Does the thought of each new day excite you, or do you try to stay in bed as long as you can for fear of what the day may bring?
My site icon is a photo of some mountains that I came to know and love with the words “Life is an Adventure” hovering over the top of them. I have tried to adopt that frame of mind since about 6 years ago when my life as I knew it suddenly took an unexpected turn. The marriage I was fighting to save was unfortunately unsavable according to my husband of 19 years, and he “invited” me and our two youngest children to leave.
My two older children were already raised and out of the house, and both had been living in Texas (a place that I had sworn all my life that I would never live). With no job, and no way to survive in the outrageously expensive Bay Area of Northern California, I packed up whatever I could in my F-150, sold enough of my belongings for gas money, and headed to Texas with my two youngest sons to stay with my daughter while I tried to regroup and “start over”.
God showed up right away in the little details, like bringing my oldest son back “coincidentally” in the same week that I had planned to make the 25-hour drive to Texas, though my son had no idea that’s what was happening. I was so grateful to have a second driver and his love and support on one of the longest drives of my life.
I must confess it took me way to long to assimilate the “Life is an Adventure” mindset, and there were many days over the first 3 years that I either tried to stay in bed or didn’t leave the house because I was trying to hide from the craziness of life. Fear and discouragement almost took me out a few times, but I’ve been blessed with wonderful, loving kids, and amazing friends and family, who have all contributed in one way or another to keeping me going on this journey called life, not to mention that I and my kids have been blessed with a great sense of humor which has been absolutely vital to our sanity and perseverance.
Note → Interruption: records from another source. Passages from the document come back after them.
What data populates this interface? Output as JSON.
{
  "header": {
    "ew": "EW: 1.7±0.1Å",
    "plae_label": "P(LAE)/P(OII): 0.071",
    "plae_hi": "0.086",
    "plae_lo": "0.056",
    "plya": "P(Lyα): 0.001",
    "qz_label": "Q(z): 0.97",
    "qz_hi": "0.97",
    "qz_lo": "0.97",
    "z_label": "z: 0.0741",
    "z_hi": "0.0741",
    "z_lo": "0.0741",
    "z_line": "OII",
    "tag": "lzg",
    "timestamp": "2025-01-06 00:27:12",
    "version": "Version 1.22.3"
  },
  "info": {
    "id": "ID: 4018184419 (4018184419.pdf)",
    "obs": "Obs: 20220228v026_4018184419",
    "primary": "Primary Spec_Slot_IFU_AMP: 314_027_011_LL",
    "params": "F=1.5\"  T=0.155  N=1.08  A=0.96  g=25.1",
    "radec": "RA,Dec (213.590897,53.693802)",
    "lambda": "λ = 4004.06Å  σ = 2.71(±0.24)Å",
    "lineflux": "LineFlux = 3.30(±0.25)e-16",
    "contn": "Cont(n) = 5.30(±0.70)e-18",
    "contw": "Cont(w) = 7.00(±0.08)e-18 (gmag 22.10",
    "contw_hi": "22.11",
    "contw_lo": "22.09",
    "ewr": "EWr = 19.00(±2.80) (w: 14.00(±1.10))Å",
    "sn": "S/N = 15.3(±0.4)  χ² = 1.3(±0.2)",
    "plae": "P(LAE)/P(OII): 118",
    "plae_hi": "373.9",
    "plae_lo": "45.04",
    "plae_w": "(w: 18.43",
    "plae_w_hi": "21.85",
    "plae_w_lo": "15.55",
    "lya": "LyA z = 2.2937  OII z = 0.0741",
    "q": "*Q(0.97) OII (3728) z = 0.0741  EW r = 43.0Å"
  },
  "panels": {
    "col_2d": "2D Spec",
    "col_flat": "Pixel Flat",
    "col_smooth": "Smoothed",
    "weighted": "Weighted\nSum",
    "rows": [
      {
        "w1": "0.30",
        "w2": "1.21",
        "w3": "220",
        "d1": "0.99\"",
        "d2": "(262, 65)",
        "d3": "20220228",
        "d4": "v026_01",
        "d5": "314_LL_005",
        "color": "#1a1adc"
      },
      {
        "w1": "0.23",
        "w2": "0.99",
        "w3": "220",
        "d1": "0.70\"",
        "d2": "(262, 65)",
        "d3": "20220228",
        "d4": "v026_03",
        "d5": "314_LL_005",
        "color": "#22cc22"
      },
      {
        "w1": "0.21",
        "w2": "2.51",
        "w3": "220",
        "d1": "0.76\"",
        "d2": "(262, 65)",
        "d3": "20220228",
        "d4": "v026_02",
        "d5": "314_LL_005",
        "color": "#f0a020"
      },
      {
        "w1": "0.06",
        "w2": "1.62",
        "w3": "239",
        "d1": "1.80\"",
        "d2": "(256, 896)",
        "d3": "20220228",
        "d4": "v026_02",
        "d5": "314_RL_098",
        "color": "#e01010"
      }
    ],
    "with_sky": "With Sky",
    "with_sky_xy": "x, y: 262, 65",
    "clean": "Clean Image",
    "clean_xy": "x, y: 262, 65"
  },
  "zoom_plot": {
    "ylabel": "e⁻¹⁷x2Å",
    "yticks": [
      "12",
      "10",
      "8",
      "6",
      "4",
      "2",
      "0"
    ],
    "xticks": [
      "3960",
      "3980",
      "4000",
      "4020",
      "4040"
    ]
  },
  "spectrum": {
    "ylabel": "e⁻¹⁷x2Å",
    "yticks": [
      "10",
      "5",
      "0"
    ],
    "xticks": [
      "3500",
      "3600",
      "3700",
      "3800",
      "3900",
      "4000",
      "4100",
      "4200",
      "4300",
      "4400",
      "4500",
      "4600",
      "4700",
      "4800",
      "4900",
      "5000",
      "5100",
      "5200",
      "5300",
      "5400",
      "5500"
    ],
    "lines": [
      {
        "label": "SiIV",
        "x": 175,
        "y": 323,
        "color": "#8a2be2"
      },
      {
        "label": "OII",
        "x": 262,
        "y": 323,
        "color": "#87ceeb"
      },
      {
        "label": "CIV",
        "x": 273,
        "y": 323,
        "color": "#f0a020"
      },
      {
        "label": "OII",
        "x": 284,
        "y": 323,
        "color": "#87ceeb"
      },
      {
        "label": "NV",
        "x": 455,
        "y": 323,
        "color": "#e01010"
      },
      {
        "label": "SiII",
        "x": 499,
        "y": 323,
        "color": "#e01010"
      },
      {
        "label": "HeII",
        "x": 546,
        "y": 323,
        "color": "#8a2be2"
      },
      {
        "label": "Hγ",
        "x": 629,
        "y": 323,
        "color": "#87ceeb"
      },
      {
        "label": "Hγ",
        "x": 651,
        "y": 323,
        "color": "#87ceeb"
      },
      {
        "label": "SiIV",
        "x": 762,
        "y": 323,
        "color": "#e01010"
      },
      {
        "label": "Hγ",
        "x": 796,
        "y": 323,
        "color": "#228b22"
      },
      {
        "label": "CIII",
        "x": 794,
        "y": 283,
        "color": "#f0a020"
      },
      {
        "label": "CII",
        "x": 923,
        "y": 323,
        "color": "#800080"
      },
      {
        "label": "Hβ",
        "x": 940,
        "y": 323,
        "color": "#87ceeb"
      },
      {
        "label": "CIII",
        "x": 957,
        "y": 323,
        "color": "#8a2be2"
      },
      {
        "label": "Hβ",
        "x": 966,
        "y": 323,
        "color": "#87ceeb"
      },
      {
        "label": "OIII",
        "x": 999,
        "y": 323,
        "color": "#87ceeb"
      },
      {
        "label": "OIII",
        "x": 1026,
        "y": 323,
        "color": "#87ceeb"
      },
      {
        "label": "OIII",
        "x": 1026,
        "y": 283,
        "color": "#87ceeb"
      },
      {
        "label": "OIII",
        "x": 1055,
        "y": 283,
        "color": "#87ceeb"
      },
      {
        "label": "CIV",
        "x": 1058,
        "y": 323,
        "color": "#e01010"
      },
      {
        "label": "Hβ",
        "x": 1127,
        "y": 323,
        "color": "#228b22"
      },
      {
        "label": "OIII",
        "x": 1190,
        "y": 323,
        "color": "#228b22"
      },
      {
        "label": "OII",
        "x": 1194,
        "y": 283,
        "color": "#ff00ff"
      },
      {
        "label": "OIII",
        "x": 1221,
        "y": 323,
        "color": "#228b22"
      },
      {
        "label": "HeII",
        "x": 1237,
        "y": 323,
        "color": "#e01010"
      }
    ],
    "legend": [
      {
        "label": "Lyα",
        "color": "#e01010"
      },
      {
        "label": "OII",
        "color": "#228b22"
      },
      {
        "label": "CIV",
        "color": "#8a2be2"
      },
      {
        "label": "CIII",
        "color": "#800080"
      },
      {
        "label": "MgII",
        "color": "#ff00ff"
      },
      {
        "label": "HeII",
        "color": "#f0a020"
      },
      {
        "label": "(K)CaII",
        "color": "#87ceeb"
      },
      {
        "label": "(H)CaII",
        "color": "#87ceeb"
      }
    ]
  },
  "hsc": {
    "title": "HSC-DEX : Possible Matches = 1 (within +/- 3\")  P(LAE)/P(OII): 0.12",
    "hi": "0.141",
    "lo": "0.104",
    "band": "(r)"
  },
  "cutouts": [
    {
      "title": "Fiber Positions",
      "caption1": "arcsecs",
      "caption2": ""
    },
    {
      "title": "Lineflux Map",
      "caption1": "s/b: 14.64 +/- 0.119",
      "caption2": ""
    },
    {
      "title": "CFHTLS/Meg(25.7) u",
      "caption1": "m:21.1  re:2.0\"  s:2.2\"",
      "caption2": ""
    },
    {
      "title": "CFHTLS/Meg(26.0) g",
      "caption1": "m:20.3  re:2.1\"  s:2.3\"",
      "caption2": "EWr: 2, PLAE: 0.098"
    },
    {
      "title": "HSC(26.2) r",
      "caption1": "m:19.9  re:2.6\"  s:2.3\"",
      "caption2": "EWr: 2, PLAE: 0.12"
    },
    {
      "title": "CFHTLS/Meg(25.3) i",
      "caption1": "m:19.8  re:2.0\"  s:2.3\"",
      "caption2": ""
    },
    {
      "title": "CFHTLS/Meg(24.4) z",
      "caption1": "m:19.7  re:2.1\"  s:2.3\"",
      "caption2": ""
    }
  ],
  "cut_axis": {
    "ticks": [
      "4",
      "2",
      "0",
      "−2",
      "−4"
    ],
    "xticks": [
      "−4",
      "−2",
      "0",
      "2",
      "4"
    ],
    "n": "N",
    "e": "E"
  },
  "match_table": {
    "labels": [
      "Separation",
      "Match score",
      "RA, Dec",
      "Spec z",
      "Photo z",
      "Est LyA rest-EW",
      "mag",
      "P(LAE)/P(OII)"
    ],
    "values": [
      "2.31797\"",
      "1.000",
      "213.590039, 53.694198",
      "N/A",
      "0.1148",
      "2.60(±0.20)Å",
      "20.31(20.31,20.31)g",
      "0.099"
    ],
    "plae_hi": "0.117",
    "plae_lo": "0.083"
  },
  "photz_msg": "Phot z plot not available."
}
Several months ago the lyrics of a song grabbed my attention as I was driving along pushing the seek button on my stereo:
“…Hold on tight, slide a little closer
Up so high stars are on our shoulders
Time flies by, don’t close your eyes
[inch by inch, life] is like a thrill ride
What goes up might take us upside down
Life ain’t a merry go round…It’s a roller coaster…”
You may, or may not, have noticed I changed the words just a bit because I thought it was such a great way of looking at life. I love rollercoasters, but I have been known to freak out a bit, scream a lot, convince myself I could die, hold on very tightly, and laugh uncontrollably at times. (I’ve had the same reaction just living life sometimes, haha) Some people have a really hard time convincing themselves to take a chance and have some fun, embrace their fear to feel the thrill of the unknown and unexpected twists, turns, and flips turning them upside down, to just make up their mind to enjoy the ride. Have you ever been in line and watched someone at the last minute decide they couldn’t go through with it? they always look so disappointed as they walk away.
Well, anyway…I just think it’s a great comparison of how some people live their lives, and I’m determined to be one who’s not afraid to hold on tight when I need to, close my eyes and pray if necessary, roll with the twists and turns, try to keep a smile on my face, and hopefully encourage others to do the same.